Matar a inocentes no sale tan caro en el imperio. No importa que las víctimas sumen dos docenas de seres indefensos.
El 19 de noviembre de 2005, como recuerdan las noticias, un pelotón de infantes de marina estadounidenses liderado por el sargento Frank Wuterich atacó el poblado de Hadita, en Irak, para vengarse de la muerte de uno de sus pares al explotar una mina antipersonal. La venganza se cobró 24 veces. Tal cantidad de iraquíes desarmados fueron ametrallados por los ocupantes.
A seis años del crimen, que incluyó a un número impreciso de civiles heridos, el sargento Wuterich compareció esta semana en el Tribunal Militar en la base naval de Camp Pedlenton, tras haber logrado un acuerdo con la Fiscalía. El castigo a su horrendo actuar fue imponerle tres meses de prisión, el descuento de dos tercios de su salario y la pérdida del grado de sargento.
Las familias de los ultimados no comparecieron al juicio. Los cargos de asesinatos fueron retirados. Los abogados de la defensa hablaron de limpiar el “nombre enlodado” del asesino múltiple.

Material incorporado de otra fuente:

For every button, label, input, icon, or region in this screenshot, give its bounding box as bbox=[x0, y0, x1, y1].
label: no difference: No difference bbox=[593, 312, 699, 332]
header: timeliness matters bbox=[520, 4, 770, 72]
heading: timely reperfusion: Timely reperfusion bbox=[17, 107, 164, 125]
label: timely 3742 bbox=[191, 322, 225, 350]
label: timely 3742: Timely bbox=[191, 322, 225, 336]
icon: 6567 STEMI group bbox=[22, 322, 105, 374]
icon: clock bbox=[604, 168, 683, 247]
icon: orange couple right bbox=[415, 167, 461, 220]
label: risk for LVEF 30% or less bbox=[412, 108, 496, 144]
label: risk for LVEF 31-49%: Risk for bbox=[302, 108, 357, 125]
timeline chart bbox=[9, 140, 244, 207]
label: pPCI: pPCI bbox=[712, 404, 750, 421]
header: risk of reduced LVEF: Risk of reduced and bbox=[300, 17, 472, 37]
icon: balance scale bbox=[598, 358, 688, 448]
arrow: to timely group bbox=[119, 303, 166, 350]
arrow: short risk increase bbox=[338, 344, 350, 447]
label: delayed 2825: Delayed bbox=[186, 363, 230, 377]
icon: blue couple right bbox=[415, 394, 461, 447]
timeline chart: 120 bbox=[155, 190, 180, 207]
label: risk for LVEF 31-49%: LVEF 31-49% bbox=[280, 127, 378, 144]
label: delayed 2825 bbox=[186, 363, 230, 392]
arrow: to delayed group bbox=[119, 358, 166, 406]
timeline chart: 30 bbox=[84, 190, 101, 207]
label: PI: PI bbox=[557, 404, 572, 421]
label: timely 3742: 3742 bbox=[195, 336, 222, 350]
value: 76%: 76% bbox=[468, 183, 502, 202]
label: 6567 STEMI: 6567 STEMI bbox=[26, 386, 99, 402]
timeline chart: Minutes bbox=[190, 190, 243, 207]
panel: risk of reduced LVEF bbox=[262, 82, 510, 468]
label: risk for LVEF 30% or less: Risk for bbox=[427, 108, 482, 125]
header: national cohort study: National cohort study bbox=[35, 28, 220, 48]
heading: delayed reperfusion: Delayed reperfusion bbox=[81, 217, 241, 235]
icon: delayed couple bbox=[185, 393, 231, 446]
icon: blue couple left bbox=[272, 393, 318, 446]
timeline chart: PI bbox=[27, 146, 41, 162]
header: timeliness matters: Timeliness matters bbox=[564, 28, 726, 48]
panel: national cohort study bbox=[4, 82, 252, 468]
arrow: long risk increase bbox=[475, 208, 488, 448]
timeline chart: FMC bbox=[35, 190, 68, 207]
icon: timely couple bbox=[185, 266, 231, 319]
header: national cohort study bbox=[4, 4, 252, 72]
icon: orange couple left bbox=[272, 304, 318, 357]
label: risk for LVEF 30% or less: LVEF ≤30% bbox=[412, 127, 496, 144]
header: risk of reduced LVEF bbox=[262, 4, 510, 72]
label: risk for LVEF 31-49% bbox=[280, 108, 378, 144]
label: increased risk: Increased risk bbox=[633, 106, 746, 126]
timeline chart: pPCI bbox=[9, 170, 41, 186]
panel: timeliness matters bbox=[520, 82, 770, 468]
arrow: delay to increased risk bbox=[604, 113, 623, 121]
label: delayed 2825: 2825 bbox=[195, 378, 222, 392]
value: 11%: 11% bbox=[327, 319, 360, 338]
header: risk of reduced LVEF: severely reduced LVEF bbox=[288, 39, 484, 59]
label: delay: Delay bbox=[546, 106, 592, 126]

La lógica Imperial funcionó a toda prueba. El poder que asesinó a cientos de miles y condenó a la muerte a otros tantos, no podría castigar el “modesto” palmarés de 24 asesinatos. Matar sin contemplaciones, es la filosofía de los soldados del imperio. Casi no habrá que expiar culpas.
Por eso los marines que orinaron sobre los cadáveres de afganos muertos; por eso, las loas a Chris Kyle, el francotirador que eliminó a 255 personas en Irak; por eso, los drones que matan a diestra y siniestra en la frontera de Pakistán y Afganistán.
Las guerras de conquista continúan siendo el gran escándalo de nuestros tiempos.